Notice, however, how the language chosen by the Senate tax writers limited the authority to blow the whistle. Disclosure was authorized only “for the purpose of alleging an incident of employee misconduct or taxpayer abuse.” The Senate Finance Committee report refers specifically to “IRS employee or taxpayer abuse.”
The Conference Committee expanded the limiting language to the language that became the law. Under the expanded language, disclosure is authorized if the IRS employee making the disclosure believes that the return is related to “possible misconduct, maladministration, or taxpayer abuse.” The expansion, however, seems to stop short of expanding the idea of whose improper conduct is at issue. Under the Senate version, the improper conduct was explicitly linked to IRS employee misconduct or taxpayer abuse. The revised language expanded the kind of improper conduct to include “maladministration.” But whether the revised language expanded the idea to misconduct or maladministration by a government employee other than an IRS employee is unclear. Arguably, however, if the misconduct is relevant to misconduct of the sort that a Congressional committee might investigate, then the broad language of the statute could cover it.
2. Whistleblower Must Have Access
Even if one reads §6103(f)(5) as authorizing an IRS employee to blow the whistle on a non-IRS government employee, one large obstacle remains. Section 6103(f)(5) only applies when the IRS employee making the disclosure has authorized “access” to the return. This would mean that only the relatively narrow group of IRS employees who are authorized to view the returns for audit or other purposes would be eligible whistleblowers. That brings us back to Trump’s claim that he is under audit. If he is telling the truth about that, then there are certainly some IRS employees who have legitimate access to at least the returns being audited.
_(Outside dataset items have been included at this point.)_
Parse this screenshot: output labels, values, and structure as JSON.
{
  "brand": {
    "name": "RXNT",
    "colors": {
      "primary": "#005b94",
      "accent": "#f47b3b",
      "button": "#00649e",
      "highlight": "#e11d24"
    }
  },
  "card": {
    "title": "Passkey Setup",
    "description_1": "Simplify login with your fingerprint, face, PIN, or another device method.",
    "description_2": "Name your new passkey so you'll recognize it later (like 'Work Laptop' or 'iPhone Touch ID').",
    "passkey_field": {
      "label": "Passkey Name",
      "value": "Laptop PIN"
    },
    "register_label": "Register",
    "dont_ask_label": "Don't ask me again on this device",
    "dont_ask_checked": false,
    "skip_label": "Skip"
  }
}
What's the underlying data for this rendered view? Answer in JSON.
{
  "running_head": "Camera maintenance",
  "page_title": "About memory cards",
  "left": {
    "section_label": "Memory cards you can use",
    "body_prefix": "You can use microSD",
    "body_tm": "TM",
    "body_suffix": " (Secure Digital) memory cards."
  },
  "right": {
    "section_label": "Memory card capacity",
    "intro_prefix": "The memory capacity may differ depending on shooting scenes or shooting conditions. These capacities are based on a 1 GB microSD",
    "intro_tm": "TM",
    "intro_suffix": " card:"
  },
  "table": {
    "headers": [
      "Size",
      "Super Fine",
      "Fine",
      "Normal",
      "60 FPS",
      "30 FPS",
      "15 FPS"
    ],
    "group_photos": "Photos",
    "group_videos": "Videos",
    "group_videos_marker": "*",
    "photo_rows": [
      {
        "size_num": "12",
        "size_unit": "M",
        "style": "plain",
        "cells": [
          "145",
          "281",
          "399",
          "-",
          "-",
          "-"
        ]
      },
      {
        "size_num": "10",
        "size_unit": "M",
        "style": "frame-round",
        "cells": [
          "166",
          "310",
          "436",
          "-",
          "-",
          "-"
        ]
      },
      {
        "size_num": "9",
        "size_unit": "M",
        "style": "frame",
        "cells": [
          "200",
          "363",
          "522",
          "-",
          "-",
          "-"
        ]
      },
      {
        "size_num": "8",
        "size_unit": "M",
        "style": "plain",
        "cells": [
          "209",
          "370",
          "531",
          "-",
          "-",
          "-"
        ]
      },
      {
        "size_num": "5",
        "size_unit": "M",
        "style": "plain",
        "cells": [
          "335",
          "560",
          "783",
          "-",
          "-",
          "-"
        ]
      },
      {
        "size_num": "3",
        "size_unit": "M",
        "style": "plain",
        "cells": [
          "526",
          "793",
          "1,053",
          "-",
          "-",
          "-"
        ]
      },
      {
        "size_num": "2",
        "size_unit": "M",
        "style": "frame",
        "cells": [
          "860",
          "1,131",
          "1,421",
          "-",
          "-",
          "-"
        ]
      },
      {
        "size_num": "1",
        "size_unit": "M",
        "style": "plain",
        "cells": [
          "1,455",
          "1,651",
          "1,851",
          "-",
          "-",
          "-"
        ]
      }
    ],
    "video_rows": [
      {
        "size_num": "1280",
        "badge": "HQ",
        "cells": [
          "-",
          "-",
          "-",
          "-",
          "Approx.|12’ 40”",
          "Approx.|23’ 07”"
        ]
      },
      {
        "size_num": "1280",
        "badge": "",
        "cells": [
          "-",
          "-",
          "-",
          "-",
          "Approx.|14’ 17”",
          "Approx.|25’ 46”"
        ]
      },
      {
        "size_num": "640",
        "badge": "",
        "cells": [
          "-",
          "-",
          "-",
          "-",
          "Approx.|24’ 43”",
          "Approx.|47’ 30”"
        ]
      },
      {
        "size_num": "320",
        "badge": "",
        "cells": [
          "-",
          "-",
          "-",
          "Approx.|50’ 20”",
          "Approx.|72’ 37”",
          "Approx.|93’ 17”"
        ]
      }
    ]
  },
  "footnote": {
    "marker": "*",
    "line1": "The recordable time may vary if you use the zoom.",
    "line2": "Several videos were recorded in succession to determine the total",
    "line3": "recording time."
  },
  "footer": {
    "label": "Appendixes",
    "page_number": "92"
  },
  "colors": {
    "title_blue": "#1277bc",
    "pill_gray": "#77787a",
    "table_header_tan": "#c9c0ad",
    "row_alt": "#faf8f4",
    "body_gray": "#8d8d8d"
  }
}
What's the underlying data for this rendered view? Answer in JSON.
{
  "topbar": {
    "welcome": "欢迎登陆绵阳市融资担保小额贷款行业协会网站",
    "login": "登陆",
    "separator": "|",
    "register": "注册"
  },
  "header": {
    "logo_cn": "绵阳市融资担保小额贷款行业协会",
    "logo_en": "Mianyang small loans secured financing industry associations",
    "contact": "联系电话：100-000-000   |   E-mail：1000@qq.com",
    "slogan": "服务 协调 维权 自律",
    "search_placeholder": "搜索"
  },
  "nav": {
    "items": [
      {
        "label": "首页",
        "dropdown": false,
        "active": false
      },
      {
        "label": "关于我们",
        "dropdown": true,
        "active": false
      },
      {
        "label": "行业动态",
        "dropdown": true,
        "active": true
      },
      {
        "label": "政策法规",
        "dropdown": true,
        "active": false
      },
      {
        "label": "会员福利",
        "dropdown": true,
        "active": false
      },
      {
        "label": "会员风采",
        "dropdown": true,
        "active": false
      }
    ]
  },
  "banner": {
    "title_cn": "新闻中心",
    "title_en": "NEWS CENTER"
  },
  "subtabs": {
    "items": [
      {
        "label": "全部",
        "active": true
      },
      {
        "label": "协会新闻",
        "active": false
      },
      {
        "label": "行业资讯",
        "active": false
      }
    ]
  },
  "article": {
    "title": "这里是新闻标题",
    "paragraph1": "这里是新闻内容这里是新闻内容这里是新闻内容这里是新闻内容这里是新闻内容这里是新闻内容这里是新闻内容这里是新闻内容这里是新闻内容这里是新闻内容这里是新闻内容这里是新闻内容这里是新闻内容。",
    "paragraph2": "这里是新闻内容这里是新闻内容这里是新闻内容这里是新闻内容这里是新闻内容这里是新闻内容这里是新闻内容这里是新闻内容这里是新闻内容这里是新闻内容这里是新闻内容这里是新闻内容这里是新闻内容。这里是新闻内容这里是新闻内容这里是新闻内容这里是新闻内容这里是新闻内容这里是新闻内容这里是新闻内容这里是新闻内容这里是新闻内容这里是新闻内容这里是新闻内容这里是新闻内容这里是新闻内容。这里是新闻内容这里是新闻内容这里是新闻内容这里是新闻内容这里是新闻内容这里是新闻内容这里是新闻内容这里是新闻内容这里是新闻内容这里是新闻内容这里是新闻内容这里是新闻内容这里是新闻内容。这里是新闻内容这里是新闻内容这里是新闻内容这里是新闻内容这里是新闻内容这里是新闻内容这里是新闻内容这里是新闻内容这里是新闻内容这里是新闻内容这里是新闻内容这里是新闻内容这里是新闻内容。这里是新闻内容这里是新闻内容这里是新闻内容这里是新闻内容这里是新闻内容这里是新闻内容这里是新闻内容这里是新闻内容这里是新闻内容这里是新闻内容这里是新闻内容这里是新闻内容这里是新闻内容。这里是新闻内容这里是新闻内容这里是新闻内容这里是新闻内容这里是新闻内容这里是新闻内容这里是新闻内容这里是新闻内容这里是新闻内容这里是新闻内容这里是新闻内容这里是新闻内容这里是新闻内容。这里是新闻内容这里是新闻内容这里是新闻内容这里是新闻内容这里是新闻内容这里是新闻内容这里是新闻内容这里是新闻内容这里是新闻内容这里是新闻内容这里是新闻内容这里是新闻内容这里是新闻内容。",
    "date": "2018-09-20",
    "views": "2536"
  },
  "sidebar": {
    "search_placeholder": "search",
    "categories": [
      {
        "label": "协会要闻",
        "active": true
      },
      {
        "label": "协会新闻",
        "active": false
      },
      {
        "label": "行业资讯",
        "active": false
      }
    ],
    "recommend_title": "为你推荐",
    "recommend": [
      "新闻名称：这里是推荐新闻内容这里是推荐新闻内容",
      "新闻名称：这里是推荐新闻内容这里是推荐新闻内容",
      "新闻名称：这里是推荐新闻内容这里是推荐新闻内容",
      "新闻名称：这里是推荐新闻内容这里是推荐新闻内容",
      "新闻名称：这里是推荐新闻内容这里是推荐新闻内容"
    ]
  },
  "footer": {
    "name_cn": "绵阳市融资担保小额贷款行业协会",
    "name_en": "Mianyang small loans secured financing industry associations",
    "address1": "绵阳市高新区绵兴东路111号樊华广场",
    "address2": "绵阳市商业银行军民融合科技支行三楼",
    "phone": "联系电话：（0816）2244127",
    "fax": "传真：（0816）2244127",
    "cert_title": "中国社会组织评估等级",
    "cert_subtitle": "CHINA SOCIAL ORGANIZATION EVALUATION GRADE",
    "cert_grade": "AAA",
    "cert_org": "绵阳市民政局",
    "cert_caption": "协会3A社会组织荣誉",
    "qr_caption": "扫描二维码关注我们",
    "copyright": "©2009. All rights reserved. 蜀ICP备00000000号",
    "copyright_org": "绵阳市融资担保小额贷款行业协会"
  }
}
In addition, any other person, such as an employee of a state taxing agency, who has properly received the returns from the IRS pursuant to the exceptions listed in §6103(a)(3) would also have proper access. We do not explore the legal position for this group, however, since it would involve delving into potential state law prohibitions on their action.
Congress has enacted a number of statutes that make willful violation of the disclosure rules a crime. First up is §7213 which imposes a fine up to $5,000, and up to five years imprisonment for any willful violation of §6103. See e.g. United States v. Richey, 924 F.2d 857 (9th Cir. 1991). In the criminal context, however, the Supreme Court has instructed that a good-faith misunderstanding of the law or a good-faith belief that one is not violating the law negates willfulness, whether or not the claimed belief or misunderstanding is objectively reasonable. Cheek v. U.S. 498 U.S. 192 (1991).
Second, 18 U.S.C. § 1030(a)(2) makes the unauthorized access of government computers a felony. This provision includes the unauthorized access of returns or return information in government computer files.
Third, in the RRA, Congress created 26 U.S.C. §7213A to specifically make the unauthorized inspection of returns or return information, whether in paper or computer files, a misdemeanor. See Pub. L. No. 105-206, 112 Stat. 711 (1998).
We have never before had a President so vulnerable to conflicts of interest and, at the same time, so callous about his governing duties and so careless of the law. This potent combination requires checks, it requires balances. Checks and balances are what have enabled this country to thrive for over 200 years. A review of Trump’s tax returns is but a small part of what is necessary to check on his behavior. If the Congress does not have the political will to use its powers, there remains a possibility that a whistleblower from the IRS or a State agency could force the issue.